Dane had been caught napping, his attention had been on the Rigellian who, he thought, was the more dangerous of the two. But the steward burned the lunatic down as his tearing hands reached for Ali’s throat. The man’s shriek was choked in mid cry and he writhed to the floor, on his face. Dane was glad he could not see those blackened features.
The Rigellian got to his feet, his unblinking reptilian eyes fastened on Dane and Mura, very much aware of the two blasters now centred upon him.
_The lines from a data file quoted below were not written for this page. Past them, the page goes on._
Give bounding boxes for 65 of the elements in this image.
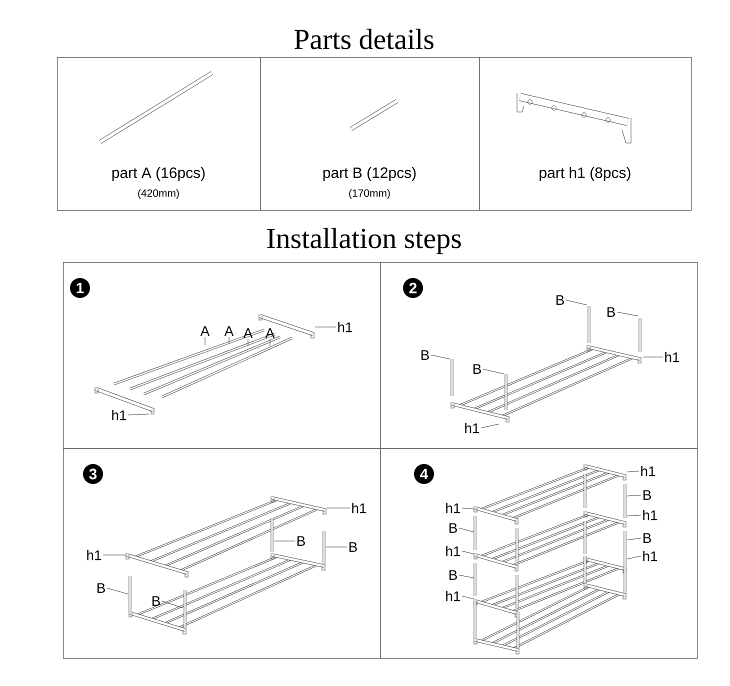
leader-line: [458, 528, 474, 532]
part-cell: part h1 (8pcs): [479, 57, 692, 211]
part-label: h1: [446, 590, 460, 602]
leader-line: [462, 508, 474, 510]
part-label: B: [607, 307, 615, 317]
leader-line: [462, 596, 474, 600]
leader-line: [626, 514, 642, 516]
step-number: 4: [414, 464, 434, 484]
part-label: h1: [465, 422, 480, 434]
part-label: h1: [112, 410, 126, 420]
part-label: B: [421, 350, 429, 360]
part-label: h1: [87, 550, 102, 560]
part-label: B: [473, 364, 481, 374]
leader-line: [314, 326, 336, 328]
step-number: 2: [403, 278, 423, 298]
part-cell: part B (12pcs) (170mm): [260, 57, 480, 211]
part-label: h1: [643, 510, 658, 520]
part-label: A: [224, 326, 234, 336]
part-label: h1: [338, 322, 352, 332]
leader-line: [162, 600, 184, 608]
part-label: B: [297, 536, 305, 546]
shelf-drawing: [126, 496, 326, 634]
leader-line: [274, 540, 296, 542]
part-label: h1: [643, 550, 658, 562]
part-label: B: [643, 533, 651, 543]
leader-line: [642, 356, 664, 358]
shelf-drawing: [450, 306, 642, 422]
part-label: B: [556, 295, 564, 305]
leader-line: [480, 424, 500, 428]
leader-line: [566, 300, 588, 306]
leader-line: [106, 588, 128, 594]
part-cell: part A (16pcs) (420mm): [57, 57, 261, 211]
part-label: B: [349, 542, 357, 552]
leader-line: [626, 494, 642, 496]
part-label: B: [449, 570, 457, 580]
step-number: 1: [70, 278, 90, 298]
part-label: h1: [641, 466, 656, 476]
part-label: B: [152, 596, 160, 606]
leader-line: [102, 554, 126, 556]
part-label: h1: [352, 502, 366, 514]
part-label: B: [643, 490, 651, 500]
leader-line: [228, 336, 230, 344]
part-label: h1: [446, 502, 460, 514]
leader-line: [626, 470, 640, 472]
leader-line: [458, 574, 474, 578]
leader-line: [326, 546, 348, 548]
leader-line: [616, 312, 638, 316]
leader-line: [430, 354, 450, 360]
leader-line: [626, 538, 642, 540]
part-label: B: [97, 583, 105, 593]
section-heading: Installation steps: [267, 228, 461, 254]
part-label: A: [200, 326, 210, 336]
step-number: 3: [83, 464, 103, 484]
title: Parts details: [294, 28, 434, 50]
part-label: h1: [446, 546, 460, 556]
part-label: h1: [665, 352, 680, 362]
leader-line: [626, 556, 642, 560]
leader-line: [482, 368, 504, 374]
part-label: A: [243, 328, 253, 338]
part-label: B: [449, 523, 457, 533]
shelf-drawing: [474, 464, 626, 654]
leader-line: [462, 550, 474, 554]
leader-line: [204, 336, 206, 346]
part-label: A: [265, 328, 275, 338]
leader-line: [128, 414, 150, 416]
He pulled his clothing into order and ignored Kosti.
“You have just condemned us all, you know-” his voice speaking the Trade Lingo was flat, unaccented, he might have been exchanging the formal compliments used among his kind.
Kosti moved on him. “Suppose you get your hands up, and don’t try the trick your partner pulled-”
The Rigellian shrugged. “There’s is no need for tricks now. We are all caught in the same trap-”
Ali caught at the chair and lowered himself into it it. Behind him the screen was blank-dead.
“And this trap?” asked Mura.
“When you threw that switch and wrecked it-you wrecked all the controls,” the Rigellian leaned back against the wall at his ease, no emotion to be read on his scaled face. “We’ll never get out of here-in the dark!”
For the first time Dane was aware of a change. The grey radiance which had glowed from the walls of the Forerunners’ domain was fading, as the glow might fade from the dying embers of a fire.
“We are locked in,” the remorseless voice of their prisoner continued. “And since you’ve smashed the lock, no one can get us out.”
Kosti laughed. “You setting up for a Whisperer?” he asked roughly. And produced his torch, snapping on the beam.
A ray of light answered. The Rigellian showed no interest.
“We don’t know all the secrets of this place,” he told them. “Wait and see how good your lights will be in here shortly.”
Dane turned to the steward. “If we start now-before the light is all gone from the walls-”
The other agreed with a nod and called down to the Rigellian: “Can you open the door?”
His answer came in a detached shake of the alien’s head. And Kosti promptly went into action. Using his blaster he burnt holds on the wall. Dane fairly danced in his impatience for them to be out and trying for the entrance, he hated to spare the time for those holds to cool.